Stocks may be overvalued and bonds are vulnerable to rising interest rates, but there’s another alternative that provides income, total return potential and relative principal stabilit—residential whole mortgage notes. Vertical Capital Markets Group CEO Gus Altuzarra and Vertical Fund Group President Christopher Chase explain this evolving asset class in a new white paper, The Case for Residential Whole Mortgage Loans.
To diversify a portfolio, it is important to include assets that are “non-correlated” with stocks or bonds; that is, they are not affected by the performance of those two asset classes. Although they have some sensitivity to interest rates, whole mortgage notes otherwise have little or no correlation with stocks or bonds, according to Altuzarra.
Whole mortgage notes produce income from the underlying mortgages. The investor also benefits from the “collateral gap” between the amount paid to purchase the note and its value when it is paid off or refinanced, or if the home is sold. The mortgages are typically purchased from lenders at a deep discount.
In addition, whole mortgage notes are collateralized with real property. Investors are creditors, just as if they were a bank. If a foreclosure is necessary and the property is sold, the investor may benefit. In such cases, the investor could still profit, because the amount the property is sold for may still exceed the discounted purchase price of the note.
“Add up the benefits: income potential, non-correlation, deep-discount total return potential, highly collateralized with real assets—and relative principal stability,” Altuzarra said. “You have the investment profile of a new asset class, residential whole mortgage notes, that is slowly, but steadily gaining visibility in the marketplace.”
Chase added that whole mortgage notes have an important difference from real estate investment trusts (REITs) and mortgage-backed securities (MBS).

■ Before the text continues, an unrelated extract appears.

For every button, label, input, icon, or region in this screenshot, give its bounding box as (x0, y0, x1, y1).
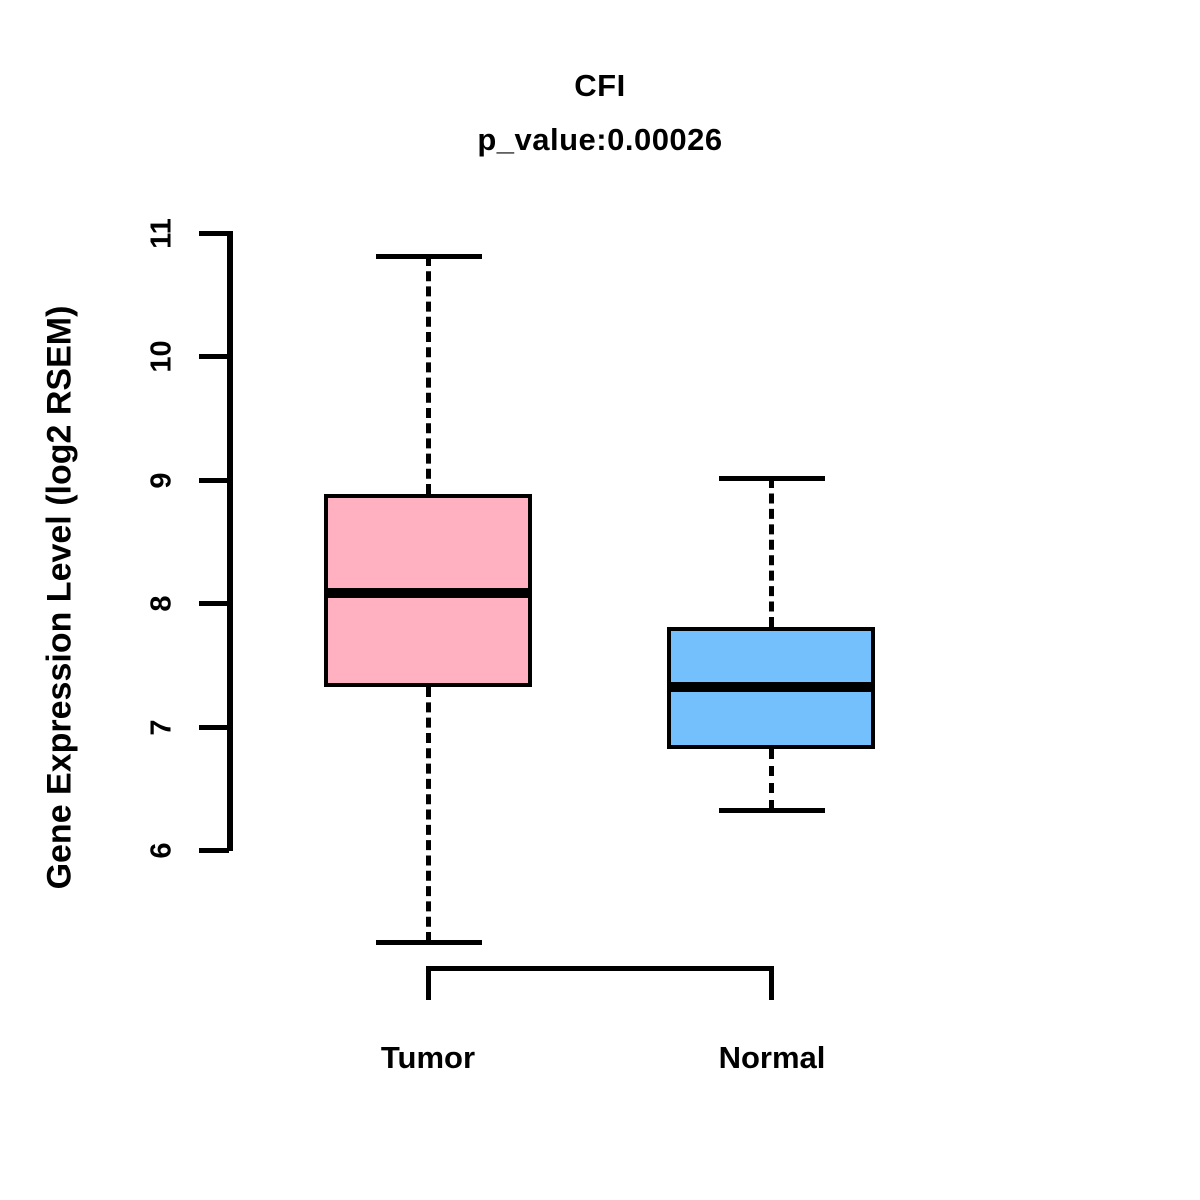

“Rather than a promise to pay interest and principal to an investor on a timely basis, residential whole mortgage notes represent full ownership for cash of an underlying residential property,” he said. “When pooled together in an investment portfolio, these notes put investors in the role of creditor—just like a bank. And, just like a bank, monthly mortgage payments are directed through the funding vehicle to individual investors.”